A 2005 study conducted for the American Trucking Association (ATA) forecast a 20,000 shortage of drivers nationwide. The report says by 2014 that figure is projected at 111,000.
Ray Kuntz of Helena, Montana is the CEO of Watkins and Shepard Trucking, Inc and the past chairman of the ATA. He led a nationwide recruiting campaign for drivers in 2007.
Kuntz says there are many reasons why there’s a shortage but he says the biggest one is most of their drivers are male and near 55 years old.
“That demographic is shrinking,” he says.
Kuntz says many of today’s drivers are beginning to retire. He says the trucking industry needs to reach out to minorities and women to fill the gap.
He says there’s added pressure because the current oil boom in the Bakken Oil Field in the Williston basin.
“The oil patch needs a lot of drivers,” he says. He says each oil well needs support from at least 800 loads of water, pipe, and other drilling material. “After you hit oil you need a truck to get that oil to a pipeline or somewhere to get it off the field. So if we’re going to continue to develop oil in western North Dakota and eastern Montana we need a lot more truck drivers to do that.”
Right now, many of those truck drivers for the Bakken fields are being lured away from other companies.
Willie Duffield owns a small trucking company - Duffield Express -- based in Forsyth, Montana. He’s one of the independent contractors hired by FedEx Ground. Duffield says FedEx has stringent rules for drivers so he has a hard time finding the right person for that job.
“We get drivers qualified. Put ‘em on a truck for FedEx and with the oil boom going on over there I’ve had 3 of ‘em quit and go to work over in Williston,” he says.
Duffield says he pays on average $1,000 a week but in the oil patch drivers are making 3 to 5 times that. “And we just can’t compete with that,” he says.

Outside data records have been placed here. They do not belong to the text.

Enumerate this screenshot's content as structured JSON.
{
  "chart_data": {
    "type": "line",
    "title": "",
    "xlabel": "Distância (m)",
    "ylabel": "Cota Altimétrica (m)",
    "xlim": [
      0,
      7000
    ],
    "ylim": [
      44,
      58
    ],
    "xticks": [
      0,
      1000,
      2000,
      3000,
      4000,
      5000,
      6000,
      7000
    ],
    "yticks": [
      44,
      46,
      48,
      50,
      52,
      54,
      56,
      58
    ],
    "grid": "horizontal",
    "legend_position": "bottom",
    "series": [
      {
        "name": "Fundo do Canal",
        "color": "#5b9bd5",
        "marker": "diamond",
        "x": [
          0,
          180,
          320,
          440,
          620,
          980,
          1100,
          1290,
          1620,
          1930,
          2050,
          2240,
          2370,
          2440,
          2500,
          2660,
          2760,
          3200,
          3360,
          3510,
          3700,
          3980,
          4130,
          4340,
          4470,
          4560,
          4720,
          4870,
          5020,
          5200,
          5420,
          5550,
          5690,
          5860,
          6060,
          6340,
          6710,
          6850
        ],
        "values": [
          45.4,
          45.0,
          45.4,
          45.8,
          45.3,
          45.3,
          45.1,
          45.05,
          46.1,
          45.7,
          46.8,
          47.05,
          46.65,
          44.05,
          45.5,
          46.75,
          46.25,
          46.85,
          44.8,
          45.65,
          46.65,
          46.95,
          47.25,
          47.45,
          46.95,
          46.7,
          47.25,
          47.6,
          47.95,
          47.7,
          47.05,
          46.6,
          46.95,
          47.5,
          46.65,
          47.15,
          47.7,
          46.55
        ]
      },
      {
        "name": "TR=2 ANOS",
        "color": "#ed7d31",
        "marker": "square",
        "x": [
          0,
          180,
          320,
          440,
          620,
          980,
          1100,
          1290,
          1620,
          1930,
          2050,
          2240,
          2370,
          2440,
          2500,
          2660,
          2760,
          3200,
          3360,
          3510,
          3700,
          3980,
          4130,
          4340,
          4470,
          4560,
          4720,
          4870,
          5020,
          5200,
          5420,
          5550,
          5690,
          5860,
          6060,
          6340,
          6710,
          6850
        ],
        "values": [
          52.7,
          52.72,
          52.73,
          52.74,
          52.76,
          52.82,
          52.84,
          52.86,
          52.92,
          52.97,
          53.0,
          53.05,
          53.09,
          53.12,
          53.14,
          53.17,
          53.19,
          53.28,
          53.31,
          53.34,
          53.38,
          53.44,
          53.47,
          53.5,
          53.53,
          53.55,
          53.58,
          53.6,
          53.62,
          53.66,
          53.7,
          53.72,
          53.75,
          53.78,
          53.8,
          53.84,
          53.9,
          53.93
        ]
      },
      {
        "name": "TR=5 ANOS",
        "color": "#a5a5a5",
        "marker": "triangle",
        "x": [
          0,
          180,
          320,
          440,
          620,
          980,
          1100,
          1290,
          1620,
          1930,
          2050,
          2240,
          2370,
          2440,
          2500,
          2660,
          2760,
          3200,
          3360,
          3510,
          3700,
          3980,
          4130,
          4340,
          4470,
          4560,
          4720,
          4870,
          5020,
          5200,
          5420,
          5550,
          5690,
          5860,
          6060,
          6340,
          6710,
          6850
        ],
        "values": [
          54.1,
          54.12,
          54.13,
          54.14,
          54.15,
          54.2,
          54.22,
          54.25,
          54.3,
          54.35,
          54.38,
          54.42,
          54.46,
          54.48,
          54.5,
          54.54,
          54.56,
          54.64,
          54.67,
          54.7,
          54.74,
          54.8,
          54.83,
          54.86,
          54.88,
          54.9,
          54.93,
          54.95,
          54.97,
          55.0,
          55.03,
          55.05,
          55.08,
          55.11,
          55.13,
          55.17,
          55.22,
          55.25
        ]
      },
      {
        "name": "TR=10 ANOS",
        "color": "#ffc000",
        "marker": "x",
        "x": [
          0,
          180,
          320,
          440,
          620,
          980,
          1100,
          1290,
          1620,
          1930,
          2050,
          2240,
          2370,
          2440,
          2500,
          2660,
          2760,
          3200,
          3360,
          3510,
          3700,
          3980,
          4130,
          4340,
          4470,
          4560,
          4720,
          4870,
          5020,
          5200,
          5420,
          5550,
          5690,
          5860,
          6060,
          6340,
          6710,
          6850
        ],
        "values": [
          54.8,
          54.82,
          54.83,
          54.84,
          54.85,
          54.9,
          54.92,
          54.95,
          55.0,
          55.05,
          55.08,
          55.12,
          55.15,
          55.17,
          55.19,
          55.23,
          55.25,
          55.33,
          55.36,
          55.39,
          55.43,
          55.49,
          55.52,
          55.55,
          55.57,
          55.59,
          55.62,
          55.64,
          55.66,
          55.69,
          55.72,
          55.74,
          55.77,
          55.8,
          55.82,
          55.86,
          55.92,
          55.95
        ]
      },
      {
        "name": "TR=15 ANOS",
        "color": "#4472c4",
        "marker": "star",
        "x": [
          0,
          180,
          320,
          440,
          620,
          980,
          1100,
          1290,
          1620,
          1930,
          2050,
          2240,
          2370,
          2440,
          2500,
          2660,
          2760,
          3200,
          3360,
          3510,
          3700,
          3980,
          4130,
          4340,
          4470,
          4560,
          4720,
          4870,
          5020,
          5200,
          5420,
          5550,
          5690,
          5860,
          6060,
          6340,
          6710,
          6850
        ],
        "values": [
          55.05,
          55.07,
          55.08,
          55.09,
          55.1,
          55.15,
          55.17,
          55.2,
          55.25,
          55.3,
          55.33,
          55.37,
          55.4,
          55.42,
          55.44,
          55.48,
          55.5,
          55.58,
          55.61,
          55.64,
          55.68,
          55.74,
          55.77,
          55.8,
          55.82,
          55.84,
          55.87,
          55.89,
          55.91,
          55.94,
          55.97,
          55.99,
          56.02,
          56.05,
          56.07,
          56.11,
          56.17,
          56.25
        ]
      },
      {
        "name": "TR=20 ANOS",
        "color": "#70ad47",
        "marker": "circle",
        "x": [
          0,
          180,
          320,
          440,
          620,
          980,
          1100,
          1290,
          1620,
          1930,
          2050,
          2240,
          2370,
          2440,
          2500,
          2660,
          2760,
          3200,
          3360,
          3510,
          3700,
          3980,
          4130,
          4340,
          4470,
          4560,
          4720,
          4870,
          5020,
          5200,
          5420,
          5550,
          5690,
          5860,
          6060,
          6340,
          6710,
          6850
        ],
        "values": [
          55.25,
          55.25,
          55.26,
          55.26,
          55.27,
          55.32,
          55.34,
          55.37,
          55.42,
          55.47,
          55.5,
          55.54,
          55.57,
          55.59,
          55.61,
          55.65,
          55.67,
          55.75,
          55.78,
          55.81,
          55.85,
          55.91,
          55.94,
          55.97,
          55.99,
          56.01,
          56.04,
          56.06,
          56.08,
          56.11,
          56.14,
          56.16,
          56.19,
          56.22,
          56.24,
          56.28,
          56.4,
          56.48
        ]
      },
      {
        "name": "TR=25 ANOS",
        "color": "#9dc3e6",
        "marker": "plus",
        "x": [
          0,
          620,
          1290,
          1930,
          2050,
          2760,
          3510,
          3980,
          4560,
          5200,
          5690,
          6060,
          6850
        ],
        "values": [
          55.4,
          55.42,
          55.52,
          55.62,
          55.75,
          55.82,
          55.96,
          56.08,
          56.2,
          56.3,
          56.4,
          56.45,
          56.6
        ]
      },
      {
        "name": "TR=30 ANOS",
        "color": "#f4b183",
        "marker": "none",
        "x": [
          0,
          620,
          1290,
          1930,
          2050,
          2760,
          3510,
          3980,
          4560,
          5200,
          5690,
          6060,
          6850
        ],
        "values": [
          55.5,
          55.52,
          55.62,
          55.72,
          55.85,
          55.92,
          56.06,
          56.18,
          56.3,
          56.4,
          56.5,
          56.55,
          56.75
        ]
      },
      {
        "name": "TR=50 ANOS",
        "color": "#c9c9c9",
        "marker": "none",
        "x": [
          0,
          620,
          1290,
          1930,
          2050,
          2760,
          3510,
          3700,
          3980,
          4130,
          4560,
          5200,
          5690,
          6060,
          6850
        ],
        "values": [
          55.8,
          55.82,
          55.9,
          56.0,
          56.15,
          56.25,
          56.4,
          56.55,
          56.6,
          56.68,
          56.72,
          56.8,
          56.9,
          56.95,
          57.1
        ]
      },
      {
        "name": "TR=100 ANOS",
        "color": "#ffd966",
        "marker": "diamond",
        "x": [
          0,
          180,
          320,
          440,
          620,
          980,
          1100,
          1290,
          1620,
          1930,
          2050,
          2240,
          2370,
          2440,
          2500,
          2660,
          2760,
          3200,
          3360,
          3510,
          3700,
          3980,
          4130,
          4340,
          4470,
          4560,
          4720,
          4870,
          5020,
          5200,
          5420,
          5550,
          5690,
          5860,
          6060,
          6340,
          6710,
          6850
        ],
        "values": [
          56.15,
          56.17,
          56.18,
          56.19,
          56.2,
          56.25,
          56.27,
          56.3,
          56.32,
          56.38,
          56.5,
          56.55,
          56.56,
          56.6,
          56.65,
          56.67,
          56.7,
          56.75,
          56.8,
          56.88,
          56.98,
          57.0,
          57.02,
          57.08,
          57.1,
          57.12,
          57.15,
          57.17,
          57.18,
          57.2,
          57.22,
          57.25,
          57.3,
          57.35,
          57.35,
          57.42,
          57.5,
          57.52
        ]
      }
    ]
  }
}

He says his other drivers who deliver products to the Williston Basin get courted by companies there and hired away. He calls the experience frustrating. Duffield says it’s hurting the viability of Duffield Express.
He says he had 3 trucks sitting idle for the first four months of this year because he couldn’t find drivers.
“You got a $175,000 rig sitting there and not doing anything, it has a big impact on your bottom line,” he says.
Even a large trucking company like Watkins & Shepard is impacted by the demand for drivers.
CEO Ray Kuntz says he’s having to spend more money to try to keep drivers and paying more for additional training.
“We’re doing fairly well right now, but it’s kinda luck of the draw,” he says. “We’ve had as many as 40 trucks without drivers at times. Today we’re pretty full.”
Kuntz and Duffield say it’s ironic at a time when the trucking industry is so desperate for licensed, qualified drivers there’s record unemployment nationwide. But they add truck driving is not for everyone. They says drivers need training and a commercial driving license to be considered. Then, they say, the driver has to have a spotless driving record, undergo regular drug testing, and comply with growing federal regulations.
Kuntz says addressing the semi-truck driver shortage is critical if the economy is to recover. He says, in Montana alone, over 80 percent of every product that comes in and out of the state comes on a truck.
“So without us, the economy is dead,” he says.
Kuntz says the same is true for the national economy as manufacturing starts to pick up.